Additionally, Governor Glenn Youngkin recently announced that Virginia has received $100 billion investment commitments.
In May, the unemployment rate in the state spiraled to 3.4%, U.S. Bureau of Labor Statistics data reveals.
The national average unemployment rate is 4.2% but Virginia’s current unemployment level is the highest since August 2021.
Virginia surpasses $100 billion mark in corporate investment commitments
Experts ascribe the loss of employment to a host of factors including manufacturing losses in rural areas and federal job losses under the Department of Government Efficiency drive to downsize the federal bureaucracy.
The state’s employment data indicates that Virginia produced nearly 50,000 additional nonfarm jobs over the past year. These include 41,700 jobs in the private sector.
The local government job and state employment opportunities also increased 9,900 and 2,700 respectively.
Along with D.C. and Maryland Virginia has a large number of federal employees. The state is said to have lost 4,900 federal jobs.
This week President Donald Trump’s administration announced relocation of the Department of Housing and Urban Development from D.C. to Alexandria in Virginia. The Department will be housed in National Science Foundation headquarters building. The move comes with the fact that 1,800 employees will be displaced.
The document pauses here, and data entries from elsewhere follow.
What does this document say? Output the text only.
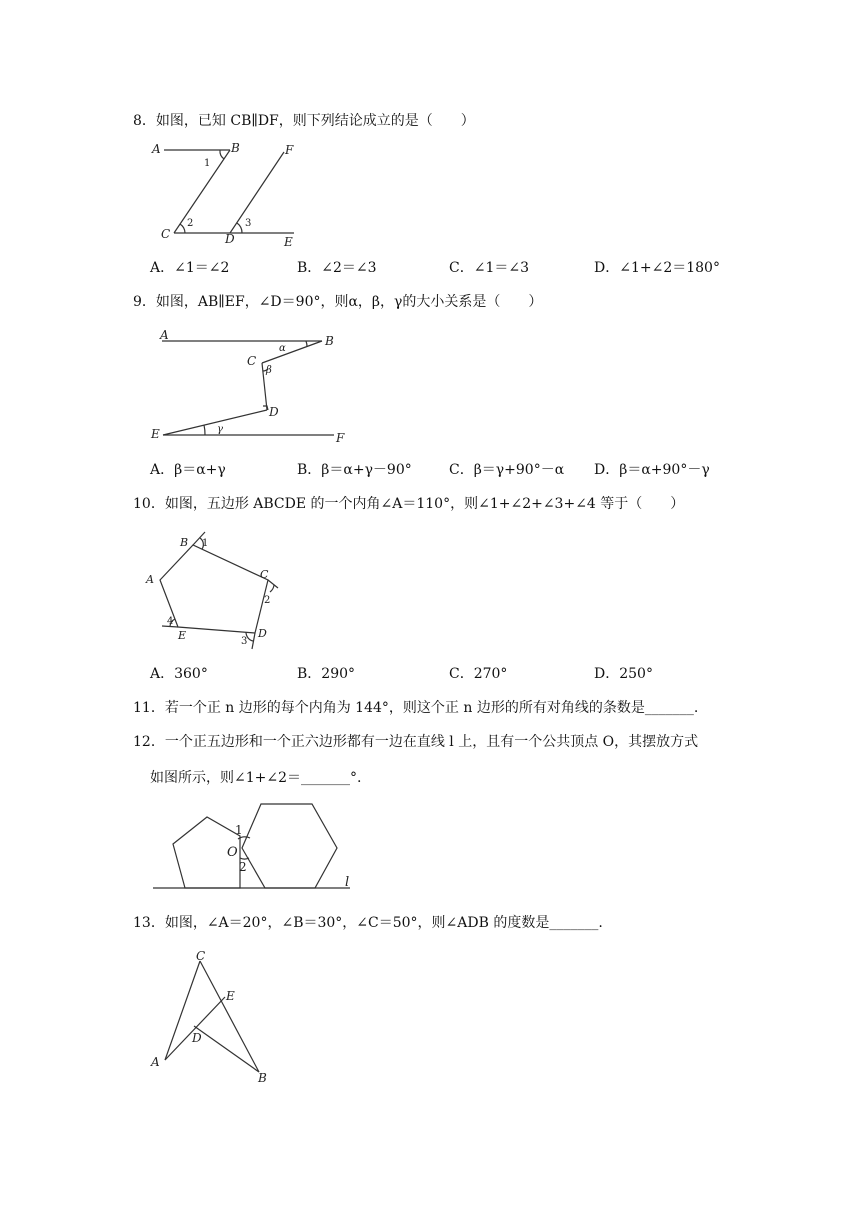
8．如图，已知 CB∥DF，则下列结论成立的是（　　）
A	B
C	D	E
F
1
2	3
A．∠1＝∠2	B．∠2＝∠3	C．∠1＝∠3	D．∠1+∠2＝180°
9．如图，AB∥EF，∠D＝90°，则α，β，γ的大小关系是（　　）
A	B
C
D
E	F
α
β
γ
A．β＝α+γ	B．β＝α+γ－90°	C．β＝γ+90°－α D．β＝α+90°－γ
10．如图，五边形 ABCDE 的一个内角∠A＝110°，则∠1+∠2+∠3+∠4 等于（　　）
A
B
C
D
E
1
2
3
4
A．360°	B．290°	C．270°	D．250°
11．若一个正 n 边形的每个内角为 144°，则这个正 n 边形的所有对角线的条数是_______.
12．一个正五边形和一个正六边形都有一边在直线 l 上，且有一个公共顶点 O，其摆放方式
如图所示，则∠1+∠2＝_______°.
O
l
1
2
13．如图，∠A＝20°，∠B＝30°，∠C＝50°，则∠ADB 的度数是_______.
C
E
D
A
B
Democratic lawmakers fault current government’s policies for the steady unemployment rates.
U.S. government statistics show Virginia’s unemployment rate has risen five months in a row, which hasn’t happened since 2008-09.
The unemployment rate is at its highest level since August 2021, easily the highest since Governor Youngkin took office. 1/https://t.co/uPZCLlMGCz
— Rep. Don Beyer (@RepDonBeyer) June 24, 2025
Some experts say the region seems to be passing through a kind of transition with both additions and losses of jobs.
It is still not fully clear where the job losses are happening.
Terry Clower at George Mason University told public service Radio IQ that while unemployment rate is partly linked to mass firings and termination of contracts in Washington, a lot of factors are still not known.
“The folks that were rather summarily dismissed for supposedly performance reasons that were probationary workers, many of those had their terminations put on hold as the cases are adjudicated,” Clower says.
“And then the second is the unknown number of people who are taking the voluntary separation package, the fork in the road people if you want to think of it that way,” the expert noted.